Comment expliquer cette perte d’attrait de la seconde puissance économique mondiale ? Outre une image générale qui s’est dégradée (pollution, durcissement politique et idéologique, diplomatie « combattante »…), la compétition sur le marché du travail chinois est de plus en plus forte, conduisant à une « sinisation » des postes. Une imminente réforme de la taxation sur les revenus devrait également rendre l’expatriation en Chine moins attractive.
L’environnement d’affaires n’est pas non plus exactement au beau fixe. Certes, la Chine a ouvert son marché (liste « négative » des investissements réduite, fin de l’obligation de partenaire chinois dans certains secteurs), mais elle n’en a pas forcément facilité l’accès (critères d’investissement, licences…).
En outre, la pandémie a poussé le gouvernement chinois à vouloir réduire sa dépendance économique vis-à-vis des exportations en renforçant sa consommation intérieure. Ce concept de « circulation duale » a toutes les chances de profiter aux marques chinoises, favorisées par un nationalisme grandissant (le dernier 11.11 en est l’illustration).
Autre facteur : face à l’hostilité américaine sous l’administration Trump, le gouvernement chinois a fait de l’objectif d‘autosuffisance – alimentaire, énergétique, technologique – une priorité, et du principe de « sécurité nationale », un impératif. Il transparait notamment à travers un nouveau cadre réglementaire s’appliquant aux données récoltées en Chine et à leur transfert hors frontières.
Pour se mettre en conformité, les entreprises étrangères seront contraintes de dupliquer leurs investissements en Chine, ce qui va accroître le coût de leurs opérations dans le pays.
Une dynamique similaire s’observe au niveau des normes et standards, qui va nécessiter une plus forte localisation des produits destinés au marché chinois.
Résultat : seules les firmes ayant un fort intérêt à rester présentes sur le marché chinois (ce qui n’était visiblement pas le cas de Linkedin et de Yahoo) et ayant les reins assez solides financièrement, procéderont aux investissements nécessaires. Les autres jetteront l’éponge…
Ce fossé entre les discours officiels « accueillants » et une réalité sur le terrain qui se complique, s’explique par les priorités conflictuelles du gouvernement chinois.
Bien conscient que l’afflux de capitaux, d’investissements et d’expertise étrangère durant les quatre dernières décennies, a sensiblement contribué au « miracle économique chinois », la Chine veut continuer à en bénéficier, surtout pour l’aider à devenir une puissance technologique.

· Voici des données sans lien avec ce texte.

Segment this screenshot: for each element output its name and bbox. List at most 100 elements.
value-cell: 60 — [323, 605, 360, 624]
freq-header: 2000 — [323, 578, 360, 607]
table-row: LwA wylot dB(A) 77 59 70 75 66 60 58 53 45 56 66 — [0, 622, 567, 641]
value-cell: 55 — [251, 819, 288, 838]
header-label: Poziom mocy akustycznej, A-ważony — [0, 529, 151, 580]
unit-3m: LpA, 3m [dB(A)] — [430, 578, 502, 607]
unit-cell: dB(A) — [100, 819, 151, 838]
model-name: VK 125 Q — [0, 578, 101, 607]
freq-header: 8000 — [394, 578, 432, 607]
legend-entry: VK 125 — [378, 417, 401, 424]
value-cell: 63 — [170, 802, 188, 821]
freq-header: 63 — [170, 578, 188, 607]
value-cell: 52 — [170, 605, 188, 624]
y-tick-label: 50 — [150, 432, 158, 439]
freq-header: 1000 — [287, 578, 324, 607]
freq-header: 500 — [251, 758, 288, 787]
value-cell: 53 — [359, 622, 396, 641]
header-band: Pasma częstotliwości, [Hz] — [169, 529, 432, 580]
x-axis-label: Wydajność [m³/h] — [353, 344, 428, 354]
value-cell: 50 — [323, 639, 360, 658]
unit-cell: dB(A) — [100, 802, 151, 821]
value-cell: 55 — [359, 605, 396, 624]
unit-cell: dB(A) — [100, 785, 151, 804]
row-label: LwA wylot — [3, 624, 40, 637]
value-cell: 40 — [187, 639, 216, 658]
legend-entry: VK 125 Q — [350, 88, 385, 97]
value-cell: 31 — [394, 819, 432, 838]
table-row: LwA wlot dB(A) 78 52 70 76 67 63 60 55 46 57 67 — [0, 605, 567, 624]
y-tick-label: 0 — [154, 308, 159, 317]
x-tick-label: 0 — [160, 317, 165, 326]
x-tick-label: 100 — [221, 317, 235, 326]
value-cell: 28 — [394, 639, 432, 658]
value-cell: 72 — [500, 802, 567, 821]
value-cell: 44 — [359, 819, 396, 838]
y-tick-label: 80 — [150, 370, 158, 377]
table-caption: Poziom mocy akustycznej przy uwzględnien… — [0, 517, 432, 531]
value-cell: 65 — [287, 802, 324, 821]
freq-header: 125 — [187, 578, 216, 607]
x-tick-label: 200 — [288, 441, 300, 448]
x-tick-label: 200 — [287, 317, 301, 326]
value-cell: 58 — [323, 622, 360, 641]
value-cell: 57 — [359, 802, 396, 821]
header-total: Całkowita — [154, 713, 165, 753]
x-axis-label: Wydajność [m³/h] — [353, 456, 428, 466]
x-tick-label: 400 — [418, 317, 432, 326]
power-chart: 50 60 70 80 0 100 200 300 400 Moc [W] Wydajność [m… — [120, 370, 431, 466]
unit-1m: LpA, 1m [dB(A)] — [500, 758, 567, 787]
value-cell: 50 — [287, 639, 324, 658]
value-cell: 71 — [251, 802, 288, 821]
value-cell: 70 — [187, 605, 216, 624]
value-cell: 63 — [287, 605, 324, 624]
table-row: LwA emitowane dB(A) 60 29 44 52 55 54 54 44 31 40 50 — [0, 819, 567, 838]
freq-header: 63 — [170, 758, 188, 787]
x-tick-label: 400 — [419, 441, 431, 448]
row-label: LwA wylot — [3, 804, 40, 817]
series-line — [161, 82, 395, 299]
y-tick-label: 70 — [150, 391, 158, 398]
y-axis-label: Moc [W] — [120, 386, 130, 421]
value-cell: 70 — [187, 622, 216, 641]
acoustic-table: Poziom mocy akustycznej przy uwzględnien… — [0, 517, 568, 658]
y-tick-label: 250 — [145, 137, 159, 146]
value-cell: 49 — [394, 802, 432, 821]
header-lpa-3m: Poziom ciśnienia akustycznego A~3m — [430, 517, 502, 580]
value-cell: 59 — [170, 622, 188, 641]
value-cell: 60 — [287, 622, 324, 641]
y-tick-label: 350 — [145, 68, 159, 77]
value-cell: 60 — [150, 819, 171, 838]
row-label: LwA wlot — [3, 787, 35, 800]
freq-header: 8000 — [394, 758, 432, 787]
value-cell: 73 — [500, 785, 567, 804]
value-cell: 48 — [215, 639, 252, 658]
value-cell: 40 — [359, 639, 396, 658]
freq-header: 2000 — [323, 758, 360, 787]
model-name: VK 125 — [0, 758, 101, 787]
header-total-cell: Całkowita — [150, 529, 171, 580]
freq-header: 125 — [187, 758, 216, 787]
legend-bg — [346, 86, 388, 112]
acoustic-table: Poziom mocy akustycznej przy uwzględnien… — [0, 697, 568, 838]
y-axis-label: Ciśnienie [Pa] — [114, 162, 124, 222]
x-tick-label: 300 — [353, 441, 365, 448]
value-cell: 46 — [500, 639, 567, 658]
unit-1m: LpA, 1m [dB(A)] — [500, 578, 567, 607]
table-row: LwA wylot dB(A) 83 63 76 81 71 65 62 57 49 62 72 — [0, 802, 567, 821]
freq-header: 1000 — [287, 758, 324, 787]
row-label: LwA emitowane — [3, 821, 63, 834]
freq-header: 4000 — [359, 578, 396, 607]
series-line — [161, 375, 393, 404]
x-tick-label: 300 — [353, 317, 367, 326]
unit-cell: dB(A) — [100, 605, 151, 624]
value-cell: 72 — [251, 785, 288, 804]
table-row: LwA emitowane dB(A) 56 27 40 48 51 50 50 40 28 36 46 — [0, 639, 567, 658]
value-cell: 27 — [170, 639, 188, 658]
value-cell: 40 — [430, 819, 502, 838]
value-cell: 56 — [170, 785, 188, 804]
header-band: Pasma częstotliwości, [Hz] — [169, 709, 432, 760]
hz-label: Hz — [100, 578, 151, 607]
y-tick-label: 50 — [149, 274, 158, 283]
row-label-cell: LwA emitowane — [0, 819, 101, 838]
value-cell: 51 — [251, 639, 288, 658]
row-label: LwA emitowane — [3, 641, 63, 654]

Mais cette priorité s’entrechoque avec sa politique sanitaire, qui a pour le moment, l’ascendant sur toutes les autres. Cependant, plus cet isolement s’inscrira dans la durée, plus les séquelles sur ses relations avec l’étranger (au sens large) seront lourdes. Lorsque le pays se « rouvrira », l’enthousiasme pour retourner en Chine sera-t-il le même ? Il est permis d’en douter…
* Signe des temps : les deux présidents de l’AmCham, à Pékin et à Shanghai, vont eux aussi quitter le pays.